10 Eylül 2015 Perşembe

Güzel Haberler Var!

Mesai arasında fırsat bulmuşken yazmak istedim. Eşim bu ay başında eğitim aldığı kurumda outsource olarak çalışmaya başlamıştı. Deneme süresi diyerek 1000 TL maaşla 2 ay çalıştıracaklardı. Geçen hafta da sınavını geçtiği Ziraat Teknolojinin mülakatına girmişti. Dün akşam metrobüsteyken mail gelmiş, kabul edilmiş. O kalabalıkta sevinemedim bile diyor. Olsun evde birlikte sevindik:) Sonra annesini aramasını söyledim, biz ne kadar düşünüyorsak o da en az o kadar düşünüp dua ediyordu biliyorum. Aradık, tabii ki çok sevindi, uzun bir süre kutlama nidaları eşliğinde konuştular. Seslerini kaydettim, ilerde anı olarak dinleriz:)

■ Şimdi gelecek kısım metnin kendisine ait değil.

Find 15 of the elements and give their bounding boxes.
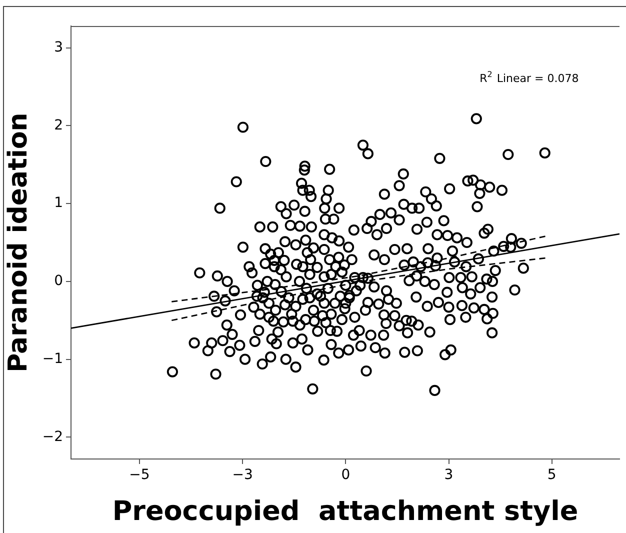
y-tick-label: 2 xyxy=(54,117,63,134)
y-tick-label: 0 xyxy=(54,273,63,290)
x-tick-label: 5 xyxy=(547,467,556,484)
x-tick-label: −5 xyxy=(129,467,150,484)
x-tick-label: 3 xyxy=(444,467,454,484)
y-tick-label: −1 xyxy=(42,350,63,367)
line-series xyxy=(170,257,546,322)
x-tick-label: 0 xyxy=(341,467,350,484)
y-axis-title: Paranoid ideation xyxy=(3,112,34,372)
x-axis-title: Preoccupied attachment style xyxy=(112,496,578,527)
y-tick-label: 3 xyxy=(54,39,63,56)
y-tick-label: 1 xyxy=(54,195,63,212)
x-tick-label: −3 xyxy=(232,467,253,484)
y-tick-label: −2 xyxy=(42,428,63,445)
line-series xyxy=(170,236,546,302)
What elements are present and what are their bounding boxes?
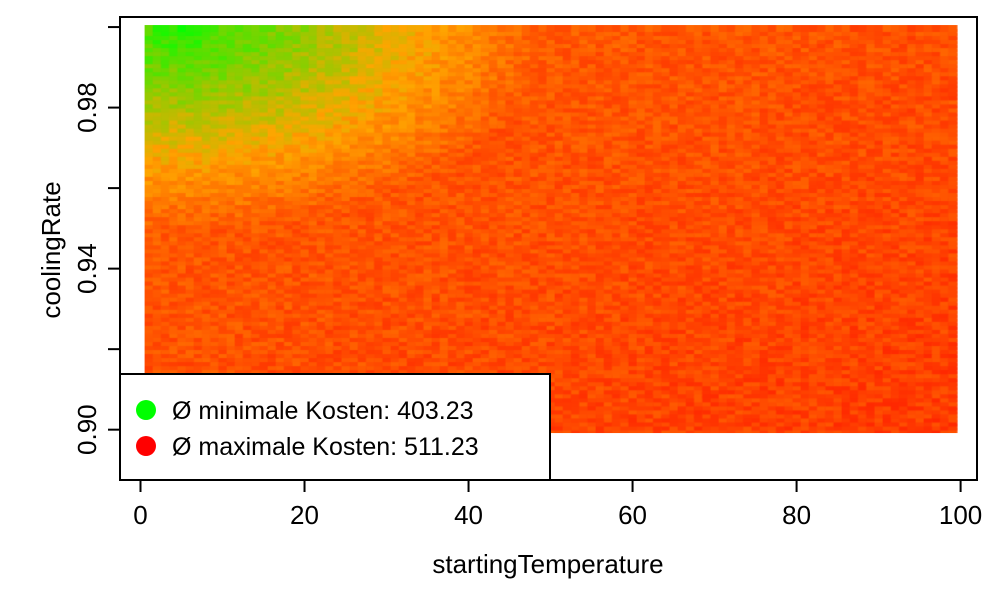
y-tick-label: 0.90	[72, 404, 102, 455]
x-tick-label: 0	[133, 500, 147, 530]
legend-box	[119, 373, 551, 481]
legend-label: Ø maximale Kosten: 511.23	[172, 433, 479, 461]
y-tick-label: 0.98	[72, 82, 102, 133]
y-tick-label: 0.94	[72, 243, 102, 294]
x-tick-label: 100	[939, 500, 982, 530]
legend: Ø minimale Kosten: 403.23 Ø maximale Kost…	[119, 373, 551, 481]
heatmap-image	[144, 25, 959, 434]
x-tick-label: 20	[290, 500, 319, 530]
x-tick-label: 80	[782, 500, 811, 530]
heatmap-cells	[144, 25, 959, 434]
y-axis-label: coolingRate	[36, 181, 66, 318]
x-tick-label: 60	[618, 500, 647, 530]
x-tick-label: 40	[454, 500, 483, 530]
legend-marker	[136, 436, 156, 456]
legend-marker	[136, 400, 156, 420]
legend-label: Ø minimale Kosten: 403.23	[172, 397, 474, 425]
x-axis-label: startingTemperature	[432, 549, 663, 579]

Bugün de maaşı söylemek için aramışlar, benim 4 yıllık çalışan olarak alamadığım net bir mebla:) Çok sevindim,  Allah yolunu açık etsin inşallah daha da iyi olur. Bu kadar emeğin sıkıntının karşılığını aldık çok şükür. Haftaya belgeleri teslim edip istifasını verecek iki haftadır çalıştığı kuruma. Yarım aylık maaşını da verirler umarım. Alacağı maaşla bayağı bir rahatlayacağız Allah'ın izniyle. Zorda değildik, ama rahat da değildik. Artık rahat sınıfına geçebiliriz. Çok şükür bugünümüze, Allah gördüğümüzden geri bırakmasın kimseye muhtaç etmesin inşallah.

8 Eylül 2015 Salı

Kaldığım Yerden Devam

Ne kadar uzun zaman olmuş! En son yazımda evlilik hazırlıklarından bahsettiğimi görünce inanamadım. Bir de 'anı' yaşarken yazacaktım ki geriye dönüp baktığımda neler hissettiğimi tam olarak hatırlayabileyim:( Yine bir günlük yazma aşkı, yine bir hüsran.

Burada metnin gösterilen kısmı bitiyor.